Quando scegliere un dataflow rispetto a Power Query dentro Power BI Desktop:

  • Riuso: la stessa tabella pulita serve a più team o più report.
  • Separazione dei ruoli: chi prepara i dati non è chi costruisce i report.
  • Refresh centralizzato e riduzione del carico sulle sorgenti.

I dataflow scrivono l’output in storage (in Fabric, su OneLake) e possono essere referenziati come sorgente. Attenzione: un dataflow non è un semantic model, non contiene misure DAX né relazioni — è solo il livello di staging/trasformazione a monte.

Governance: endorsement, sensitivity label, lineage

  • Endorsement: marca la qualità di un asset. Promoted indica contenuto che l’autore ritiene affidabile e pronto all’uso; Certified è un livello superiore assegnato solo da utenti autorizzati dall’amministratore, secondo un processo formale. Certified segnala “single source of truth” ufficiale.
  • Sensitivity label (da Microsoft Purview): applicano classificazione e protezione persistente (crittografia, restrizioni). La label segue il dato anche nell’export verso Excel, PowerPoint e PDF — protezione che l’endorsement non offre.
  • Lineage view: mostra graficamente il flusso end-to-end (origine dati → dataflow → semantic model → report → dashboard), fondamentale per impact analysis prima di modificare o rimuovere una sorgente.

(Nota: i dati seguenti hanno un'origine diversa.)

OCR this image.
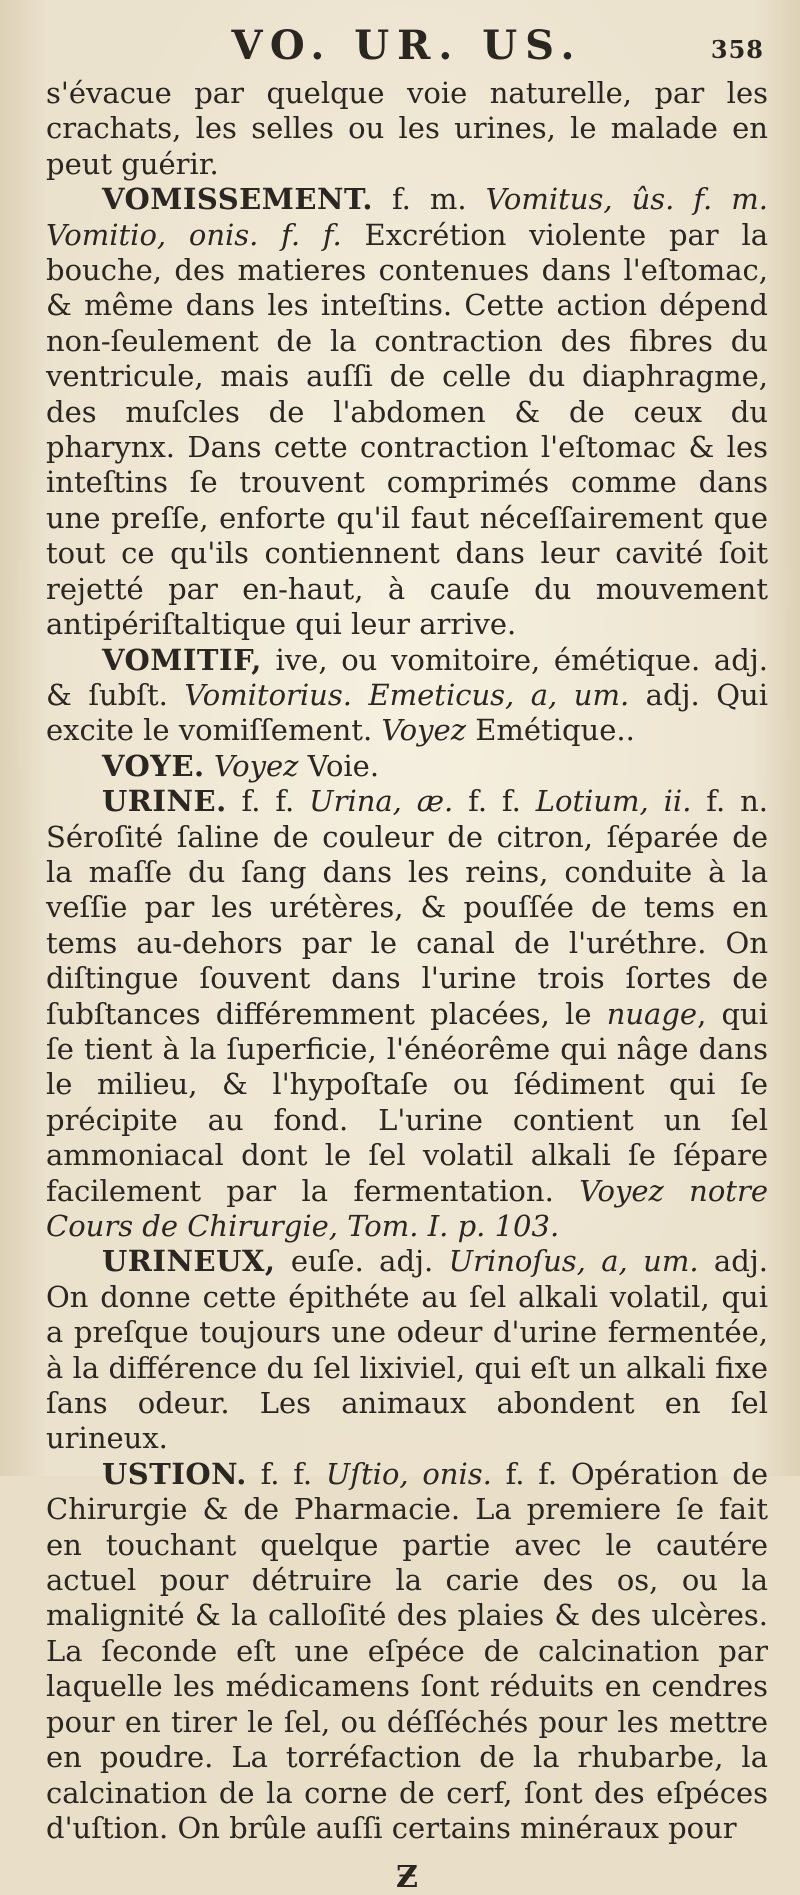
VO. UR. US.	358

s'évacue par quelque voie naturelle, par les crachats, les selles ou les urines, le malade en peut guérir.

VOMISSEMENT. f. m. Vomitus, ûs. f. m. Vomitio, onis. f. f. Excrétion violente par la bouche, des matieres contenues dans l'eſtomac, & même dans les inteſtins. Cette action dépend non-ſeulement de la contraction des fibres du ventricule, mais auſſi de celle du diaphragme, des muſcles de l'abdomen & de ceux du pharynx. Dans cette contraction l'eſtomac & les inteſtins ſe trouvent comprimés comme dans une preſſe, enforte qu'il faut néceſſairement que tout ce qu'ils contiennent dans leur cavité ſoit rejetté par en-haut, à cauſe du mouvement antipériſtaltique qui leur arrive.

VOMITIF, ive, ou vomitoire, émétique. adj. & ſubſt. Vomitorius. Emeticus, a, um. adj. Qui excite le vomiſſement. Voyez Emétique..

VOYE. Voyez Voie.

URINE. f. f. Urina, æ. f. f. Lotium, ii. f. n. Séroſité ſaline de couleur de citron, ſéparée de la maſſe du ſang dans les reins, conduite à la veſſie par les urétères, & pouſſée de tems en tems au-dehors par le canal de l'uréthre. On diſtingue ſouvent dans l'urine trois ſortes de ſubſtances différemment placées, le nuage, qui ſe tient à la ſuperficie, l'énéorême qui nâge dans le milieu, & l'hypoſtaſe ou ſédiment qui ſe précipite au fond. L'urine contient un ſel ammoniacal dont le ſel volatil alkali ſe ſépare facilement par la fermentation. Voyez notre Cours de Chirurgie, Tom. I. p. 103.

URINEUX, euſe. adj. Urinoſus, a, um. adj. On donne cette épithéte au ſel alkali volatil, qui a preſque toujours une odeur d'urine fermentée, à la différence du ſel lixiviel, qui eſt un alkali fixe ſans odeur. Les animaux abondent en ſel urineux.

USTION. f. f. Uſtio, onis. f. f. Opération de Chirurgie & de Pharmacie. La premiere ſe fait en touchant quelque partie avec le cautére actuel pour détruire la carie des os, ou la malignité & la calloſité des plaies & des ulcères. La ſeconde eſt une eſpéce de calcination par laquelle les médicamens ſont réduits en cendres pour en tirer le ſel, ou déſſéchés pour les mettre en poudre. La torréfaction de la rhubarbe, la calcination de la corne de cerf, ſont des eſpéces d'uſtion. On brûle auſſi certains minéraux pour

Ƶ
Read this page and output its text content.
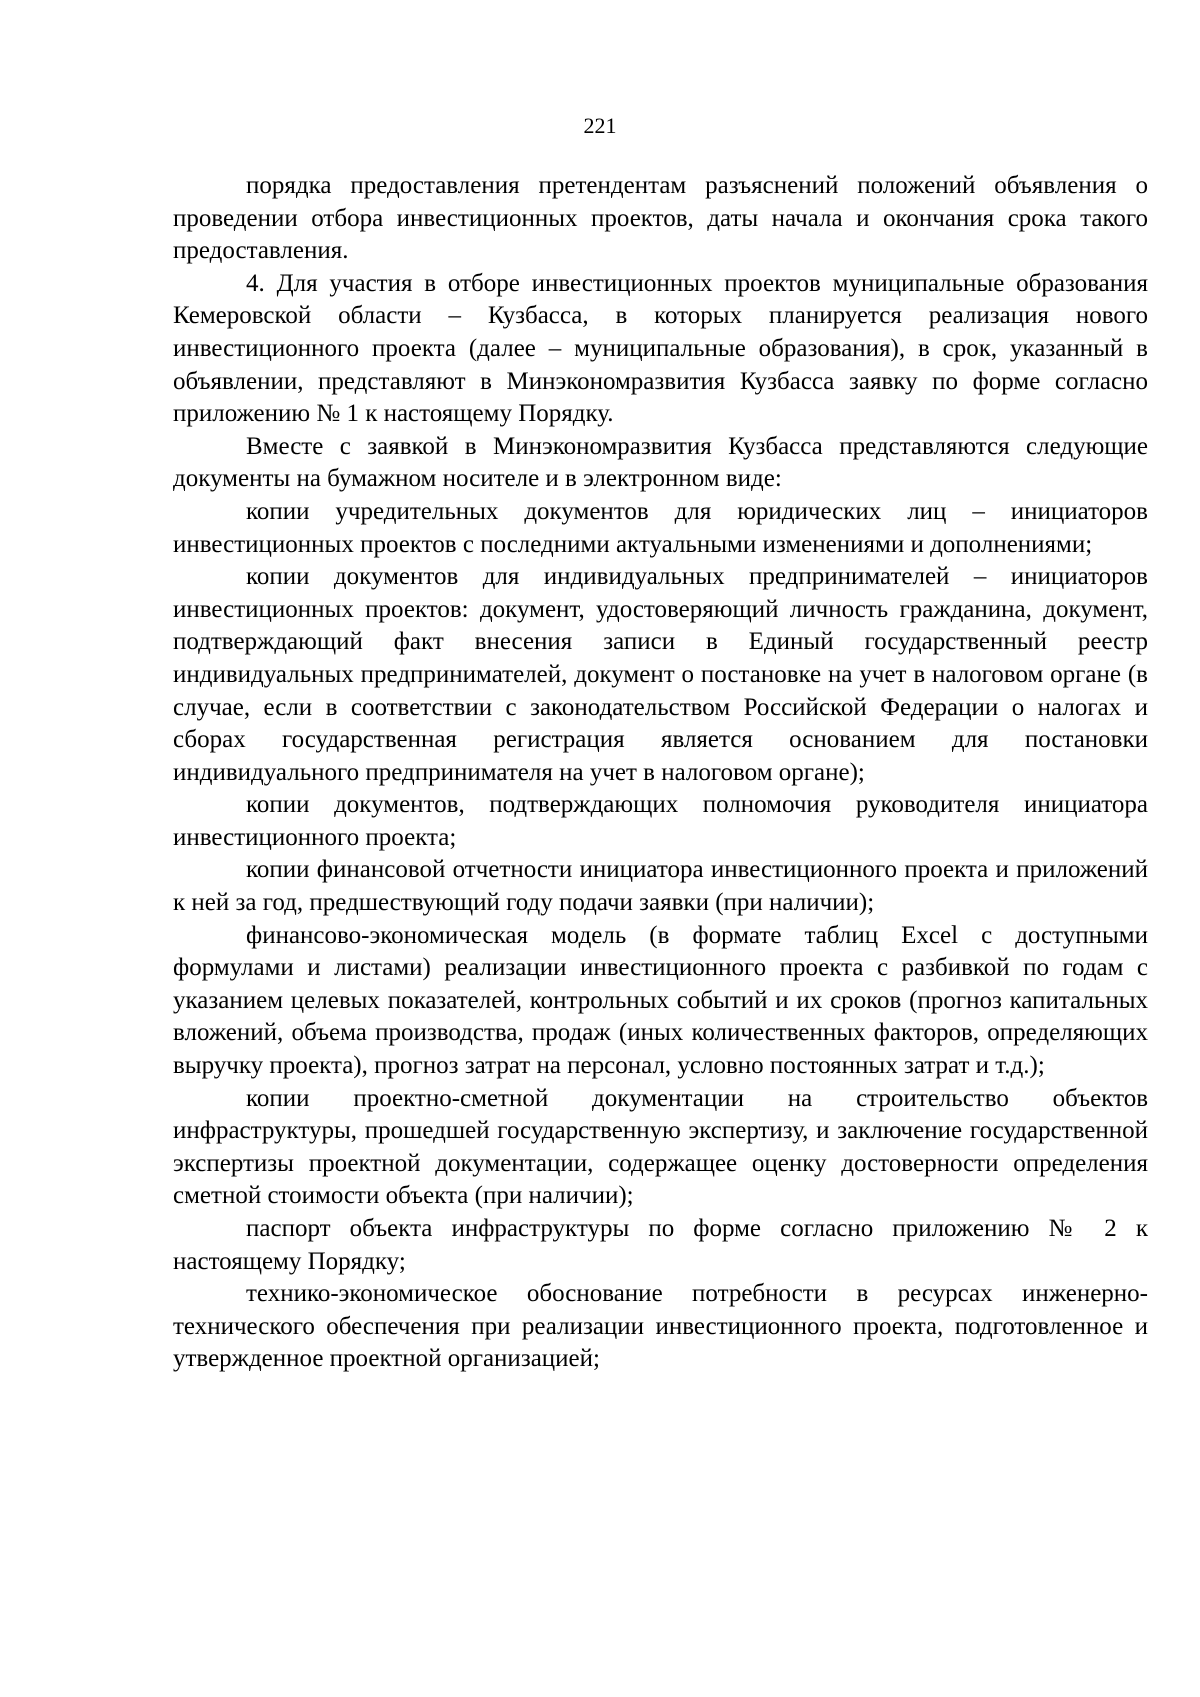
221

порядка предоставления претендентам разъяснений положений объявления о проведении отбора инвестиционных проектов, даты начала и окончания срока такого предоставления.

4. Для участия в отборе инвестиционных проектов муниципальные образования Кемеровской области – Кузбасса, в которых планируется реализация нового инвестиционного проекта (далее – муниципальные образования), в срок, указанный в объявлении, представляют в Минэкономразвития Кузбасса заявку по форме согласно приложению № 1 к настоящему Порядку.

Вместе с заявкой в Минэкономразвития Кузбасса представляются следующие документы на бумажном носителе и в электронном виде:

копии учредительных документов для юридических лиц – инициаторов инвестиционных проектов с последними актуальными изменениями и дополнениями;

копии документов для индивидуальных предпринимателей – инициаторов инвестиционных проектов: документ, удостоверяющий личность гражданина, документ, подтверждающий факт внесения записи в Единый государственный реестр индивидуальных предпринимателей, документ о постановке на учет в налоговом органе (в случае, если в соответствии с законодательством Российской Федерации о налогах и сборах государственная регистрация является основанием для постановки индивидуального предпринимателя на учет в налоговом органе);

копии документов, подтверждающих полномочия руководителя инициатора инвестиционного проекта;

копии финансовой отчетности инициатора инвестиционного проекта и приложений к ней за год, предшествующий году подачи заявки (при наличии);

финансово-экономическая модель (в формате таблиц Excel с доступными формулами и листами) реализации инвестиционного проекта с разбивкой по годам с указанием целевых показателей, контрольных событий и их сроков (прогноз капитальных вложений, объема производства, продаж (иных количественных факторов, определяющих выручку проекта), прогноз затрат на персонал, условно постоянных затрат и т.д.);

копии проектно-сметной документации на строительство объектов инфраструктуры, прошедшей государственную экспертизу, и заключение государственной экспертизы проектной документации, содержащее оценку достоверности определения сметной стоимости объекта (при наличии);

паспорт объекта инфраструктуры по форме согласно приложению № 2 к настоящему Порядку;

технико-экономическое обоснование потребности в ресурсах инженерно-технического обеспечения при реализации инвестиционного проекта, подготовленное и утвержденное проектной организацией;
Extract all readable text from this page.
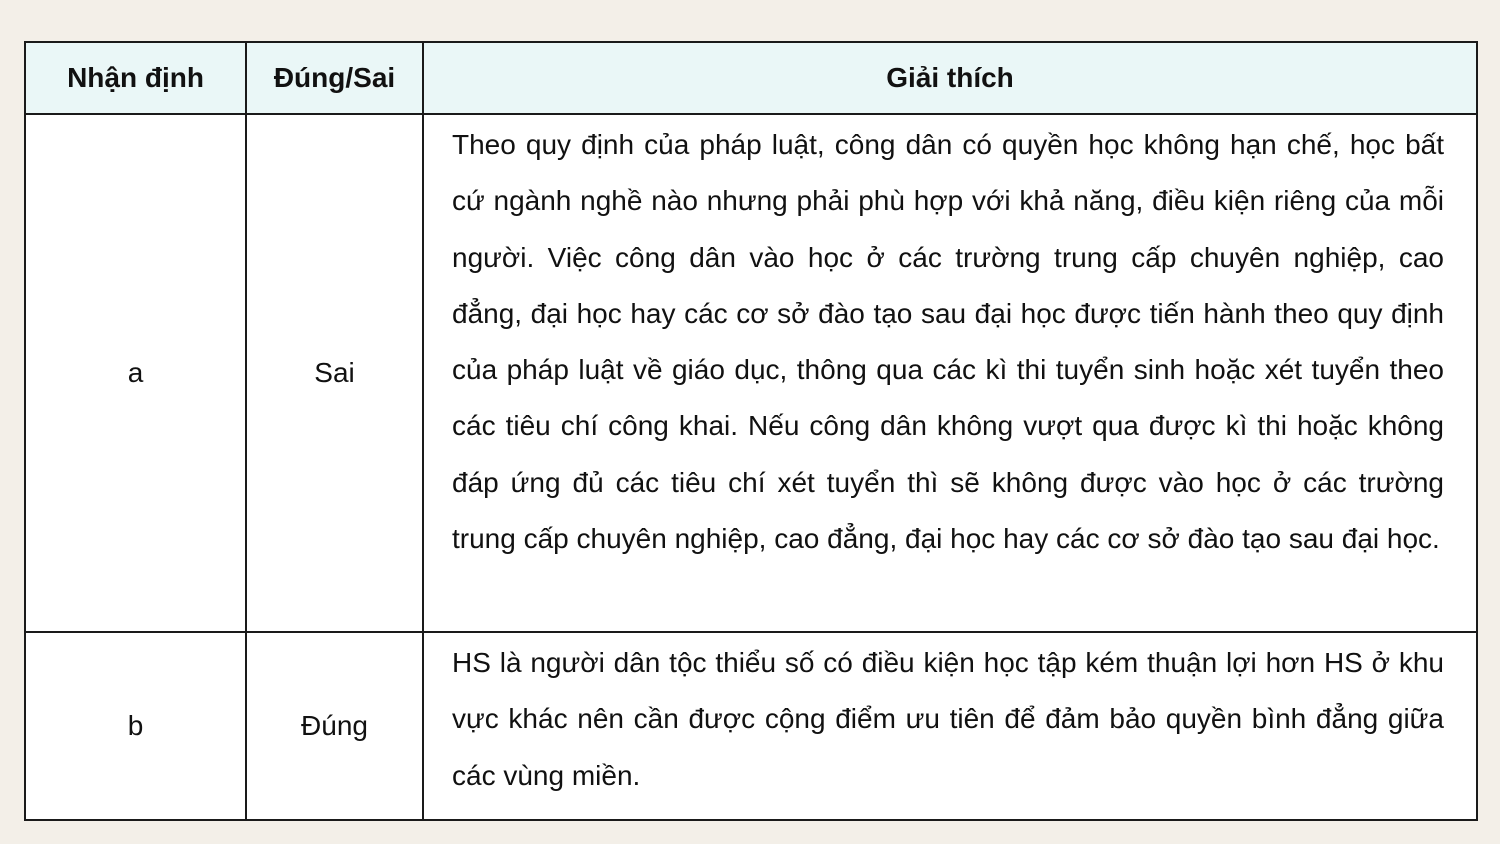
Nhận định	Đúng/Sai	Giải thích
a	Sai	Theo quy định của pháp luật, công dân có quyền học không hạn chế, học bất cứ ngành nghề nào nhưng phải phù hợp với khả năng, điều kiện riêng của mỗi người. Việc công dân vào học ở các trường trung cấp chuyên nghiệp, cao đẳng, đại học hay các cơ sở đào tạo sau đại học được tiến hành theo quy định của pháp luật về giáo dục, thông qua các kì thi tuyển sinh hoặc xét tuyển theo các tiêu chí công khai. Nếu công dân không vượt qua được kì thi hoặc không đáp ứng đủ các tiêu chí xét tuyển thì sẽ không được vào học ở các trường trung cấp chuyên nghiệp, cao đẳng, đại học hay các cơ sở đào tạo sau đại học.

b	Đúng	HS là người dân tộc thiểu số có điều kiện học tập kém thuận lợi hơn HS ở khu vực khác nên cần được cộng điểm ưu tiên để đảm bảo quyền bình đẳng giữa các vùng miền.
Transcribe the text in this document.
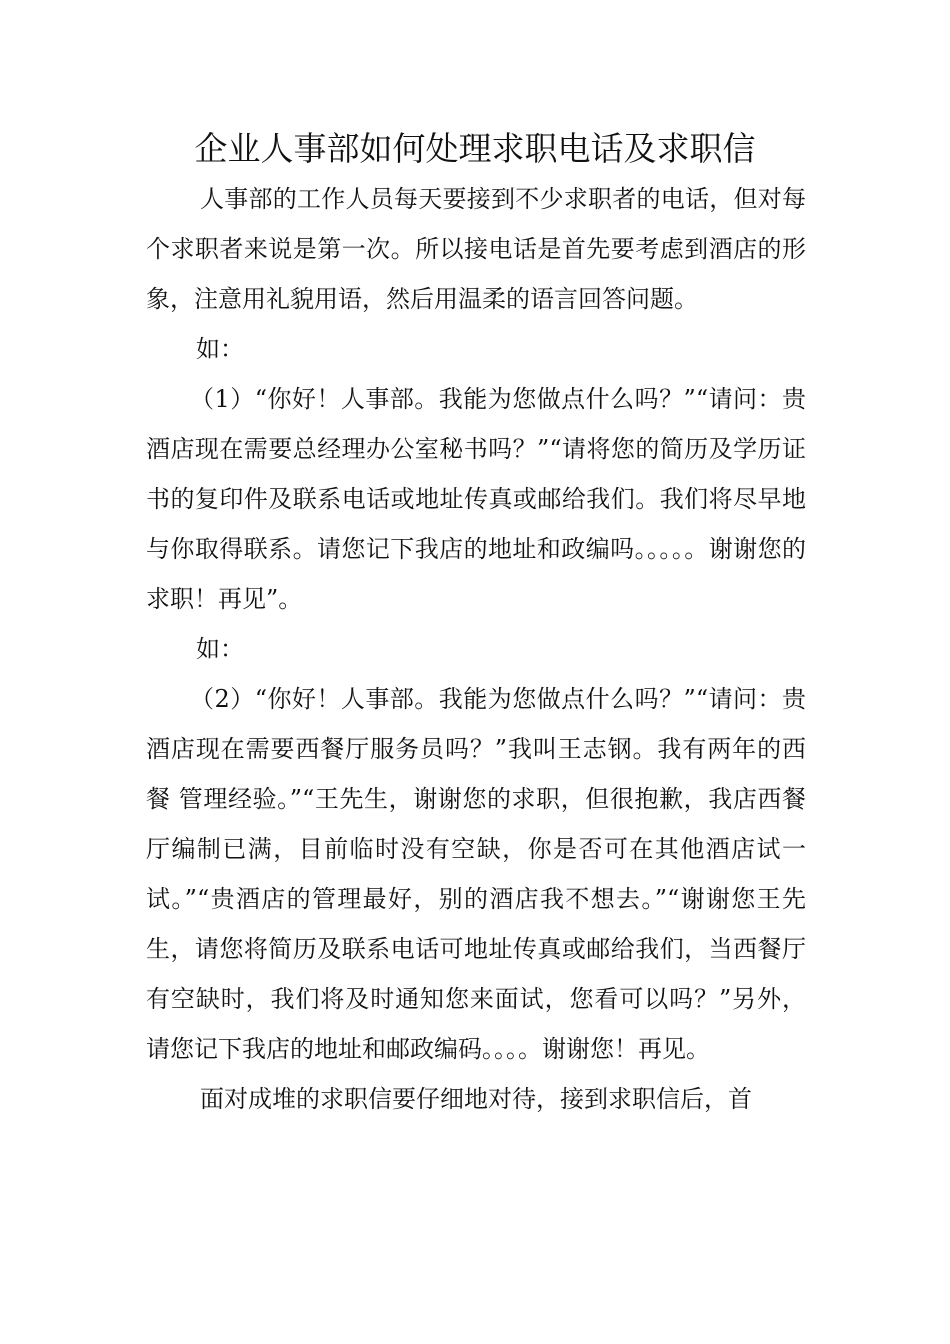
企业人事部如何处理求职电话及求职信

人事部的工作人员每天要接到不少求职者的电话，但对每个求职者来说是第一次。所以接电话是首先要考虑到酒店的形象，注意用礼貌用语，然后用温柔的语言回答问题。

如：

（1）“你好！人事部。我能为您做点什么吗？”“请问：贵酒店现在需要总经理办公室秘书吗？”“请将您的简历及学历证书的复印件及联系电话或地址传真或邮给我们。我们将尽早地与你取得联系。请您记下我店的地址和政编吗。。。。。谢谢您的求职！再见”。

如：

（2）“你好！人事部。我能为您做点什么吗？”“请问：贵酒店现在需要西餐厅服务员吗？”我叫王志钢。我有两年的西餐 管理经验。”“王先生，谢谢您的求职，但很抱歉，我店西餐厅编制已满，目前临时没有空缺，你是否可在其他酒店试一试。”“贵酒店的管理最好，别的酒店我不想去。”“谢谢您王先生，请您将简历及联系电话可地址传真或邮给我们，当西餐厅有空缺时，我们将及时通知您来面试，您看可以吗？”另外，请您记下我店的地址和邮政编码。。。。谢谢您！再见。

面对成堆的求职信要仔细地对待，接到求职信后，首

Power BI dentro Microsoft Fabric

Nel 2026 i workspace Power BI vivono in Microsoft Fabric. Il livello di storage unificato è OneLake, un unico data lake organizzativo dove convergono dataflow, lakehouse e semantic model. Concetti chiave da riconoscere:

  • Il Fabric workspace è l’unità di collaborazione e di associazione alla capacity.
  • I Fabric-enabled workspace possono usare artefatti Fabric (lakehouse, warehouse, pipeline) accanto ai contenuti Power BI classici.
  • Le sensitivity label e il lineage si estendono agli asset Fabric, mantenendo governance coerente su tutto OneLake.

Trappole tipiche d’esame

  • Cambiare il database tra Test e Production senza toccare il file → configura una data source deployment rule sullo stage di Production (non modificare manualmente il semantic model).
  • Serve la “fonte ufficiale” approvata dall’ITCertified endorsement (Promoted è auto-dichiarato e non richiede autorizzazione).
  • Il dato deve restare protetto anche dopo l’export in Excelsensitivity label di Microsoft Purview, non l’endorsement.
  • Stessa logica di pulizia dati usata da più report/team → costruisci un dataflow riutilizzabile, non ripetere le query in ogni .pbix.
  • Valutare l’impatto della rimozione di una sorgente → usa la lineage view per l’impact analysis prima di procedere.